Alex was one of the many Americans furloughed this summer due to financial reasons related to the pandemic. And just as job losses and furloughs can add to mental health distress, so can working during the pandemic. A behavioral health therapist shared with one of our reporters back in August that frontline workers are showing similar signs to 9/11 responders, with some therapists expecting damaging effects of working under the stressful conditions of the pandemic to remain with them for the rest of their careers.
But frontline workers aren’t just nurses — they’re also grocery store cashiers, restaurant servers, ride-hail drivers, and yes, journalists, too.
Just last week, almost four weeks after Alex died, we learned of the suicide of another reporter: Hannah Colton, a 29-year-old news director from New Mexico.

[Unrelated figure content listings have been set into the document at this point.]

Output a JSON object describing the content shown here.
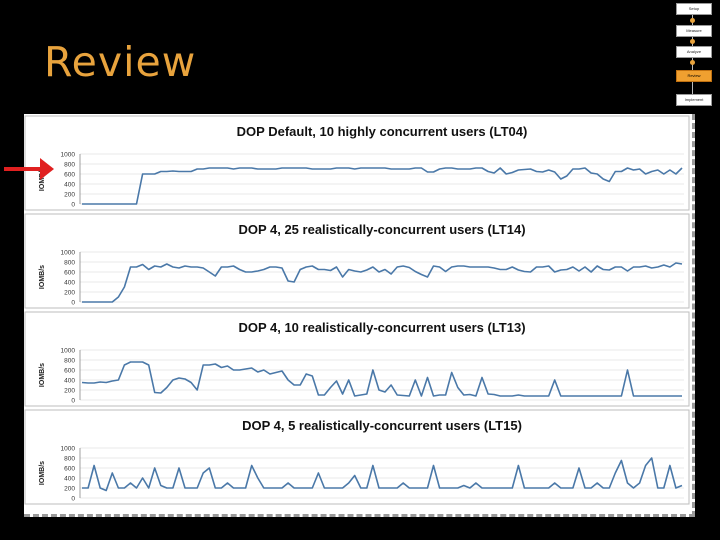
{
  "slide": {
    "title": "Review",
    "colors": {
      "title": "#e8a33d",
      "line": "#4a78a8",
      "active_nav": "#f0a030"
    }
  },
  "nav": {
    "items": [
      {
        "label": "Setup",
        "active": false
      },
      {
        "label": "Measure",
        "active": false
      },
      {
        "label": "Analyze",
        "active": false
      },
      {
        "label": "Review",
        "active": true
      },
      {
        "label": "Implement",
        "active": false
      }
    ]
  },
  "chart_data": [
    {
      "type": "line",
      "title": "DOP Default, 10 highly concurrent users (LT04)",
      "ylabel": "IOMB/s",
      "yticks": [
        1000,
        800,
        600,
        400,
        200,
        0
      ],
      "ylim": [
        0,
        1000
      ],
      "values": [
        0,
        0,
        0,
        0,
        0,
        0,
        0,
        0,
        0,
        0,
        600,
        600,
        600,
        650,
        650,
        660,
        650,
        650,
        650,
        700,
        700,
        720,
        720,
        720,
        720,
        700,
        720,
        720,
        720,
        700,
        700,
        700,
        700,
        720,
        720,
        720,
        720,
        720,
        700,
        700,
        700,
        700,
        720,
        720,
        720,
        700,
        720,
        720,
        720,
        720,
        720,
        700,
        700,
        700,
        700,
        720,
        720,
        640,
        640,
        700,
        720,
        720,
        700,
        700,
        700,
        720,
        720,
        650,
        620,
        720,
        600,
        630,
        680,
        690,
        700,
        650,
        640,
        680,
        640,
        500,
        560,
        700,
        700,
        720,
        620,
        600,
        500,
        450,
        650,
        650,
        720,
        680,
        700,
        600,
        650,
        680,
        600,
        680,
        600,
        720
      ]
    },
    {
      "type": "line",
      "title": "DOP 4, 25 realistically-concurrent users (LT14)",
      "ylabel": "IOMB/s",
      "yticks": [
        1000,
        800,
        600,
        400,
        200,
        0
      ],
      "ylim": [
        0,
        1000
      ],
      "values": [
        0,
        0,
        0,
        0,
        0,
        0,
        100,
        300,
        700,
        700,
        750,
        650,
        720,
        700,
        760,
        700,
        680,
        720,
        700,
        700,
        680,
        600,
        520,
        700,
        700,
        720,
        650,
        600,
        600,
        620,
        650,
        700,
        700,
        680,
        420,
        400,
        650,
        700,
        720,
        650,
        650,
        630,
        700,
        500,
        650,
        620,
        600,
        640,
        700,
        600,
        650,
        560,
        700,
        720,
        690,
        610,
        550,
        500,
        720,
        700,
        610,
        700,
        720,
        720,
        700,
        700,
        700,
        700,
        680,
        650,
        650,
        700,
        640,
        610,
        600,
        700,
        700,
        720,
        600,
        640,
        650,
        700,
        620,
        700,
        600,
        720,
        650,
        640,
        700,
        700,
        620,
        700,
        700,
        720,
        680,
        700,
        740,
        700,
        780,
        760
      ]
    },
    {
      "type": "line",
      "title": "DOP 4, 10 realistically-concurrent users (LT13)",
      "ylabel": "IOMB/s",
      "yticks": [
        1000,
        800,
        600,
        400,
        200,
        0
      ],
      "ylim": [
        0,
        1000
      ],
      "values": [
        350,
        340,
        340,
        360,
        350,
        380,
        400,
        700,
        760,
        760,
        760,
        700,
        150,
        140,
        250,
        400,
        440,
        420,
        350,
        200,
        700,
        700,
        720,
        650,
        680,
        600,
        600,
        620,
        640,
        560,
        600,
        520,
        550,
        580,
        400,
        300,
        300,
        520,
        480,
        100,
        100,
        250,
        380,
        120,
        400,
        80,
        100,
        120,
        600,
        200,
        160,
        300,
        100,
        90,
        80,
        400,
        80,
        450,
        80,
        100,
        100,
        550,
        250,
        100,
        110,
        80,
        450,
        120,
        110,
        80,
        80,
        80,
        100,
        80,
        80,
        80,
        80,
        80,
        400,
        80,
        80,
        80,
        80,
        80,
        80,
        80,
        80,
        80,
        80,
        80,
        600,
        80,
        80,
        80,
        80,
        80,
        80,
        80,
        80,
        80
      ]
    },
    {
      "type": "line",
      "title": "DOP 4, 5 realistically-concurrent users (LT15)",
      "ylabel": "IOMB/s",
      "yticks": [
        1000,
        800,
        600,
        400,
        200,
        0
      ],
      "ylim": [
        0,
        1000
      ],
      "values": [
        200,
        200,
        650,
        200,
        150,
        500,
        200,
        200,
        300,
        200,
        400,
        200,
        600,
        250,
        200,
        200,
        600,
        200,
        200,
        200,
        500,
        600,
        200,
        200,
        300,
        200,
        200,
        200,
        650,
        400,
        200,
        200,
        200,
        200,
        300,
        200,
        200,
        200,
        200,
        500,
        200,
        200,
        200,
        200,
        300,
        450,
        200,
        200,
        650,
        200,
        200,
        200,
        200,
        300,
        200,
        200,
        200,
        200,
        650,
        200,
        200,
        200,
        200,
        250,
        200,
        300,
        200,
        200,
        200,
        200,
        200,
        200,
        650,
        200,
        200,
        200,
        200,
        200,
        300,
        200,
        200,
        200,
        600,
        200,
        200,
        300,
        200,
        200,
        500,
        750,
        300,
        200,
        300,
        650,
        800,
        200,
        200,
        650,
        200,
        250
      ]
    }
  ]
}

Like Alex, her eulogy said she had been loved by her colleagues, that she was open about her depression, and that she had been eager to report on the pandemic, the election, and social injustice.

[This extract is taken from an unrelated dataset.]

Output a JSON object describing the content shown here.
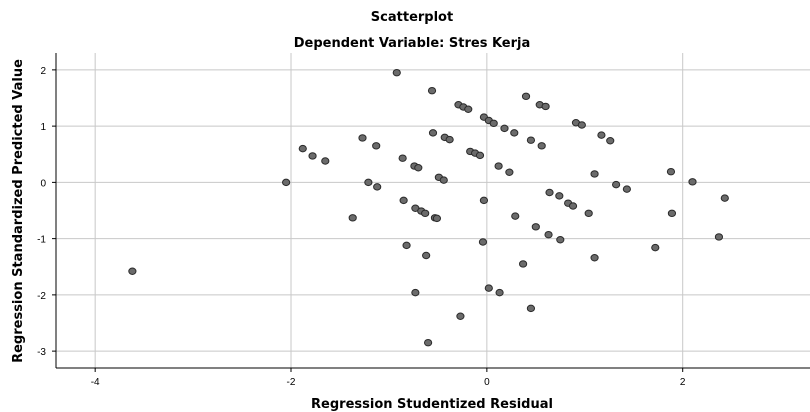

In Pittsburgh, our reporting on the Black Lives Matter movement has been constant in the wake of the killings of George Floyd and Breonna Taylor, especially following last year’s report that named the city one of the worst places in America for Black women. (Read a personal essay from a local Black woman who speaks openly about her own struggles with depression.) The city also has a long history of police brutality and racism, which has led to damaging effects on the mental health of Black people in our region.
For these reasons, Pittsburgh City Paper is donating a portion of proceeds from this week’s Health Issue in Alex’s name to the local mental health organization Steel Smiling, which aims to “bridge the gap between Black people and mental health support through education, advocacy, and awareness.” (You can read more about them in our article on suicide prevention.)
Alex was always very open with us about his struggles with depression, and he was also very open about the importance of counseling. (Read our tips for finding a good therapist.) His death came very unexpectedly, and we are still in a tremendous amount of pain from his loss.
This issue was very difficult for us to put together, but as you’ll read in our story, “How to grieve in a pandemic,” we learned there’s a term called “meaning-making,” which happens when you work through something incredibly awful, and are able to turn it into something meaningful.
We hope, then, that this issue is something meaningful and that it gives everyone out there a reason to keep going. And going. And going.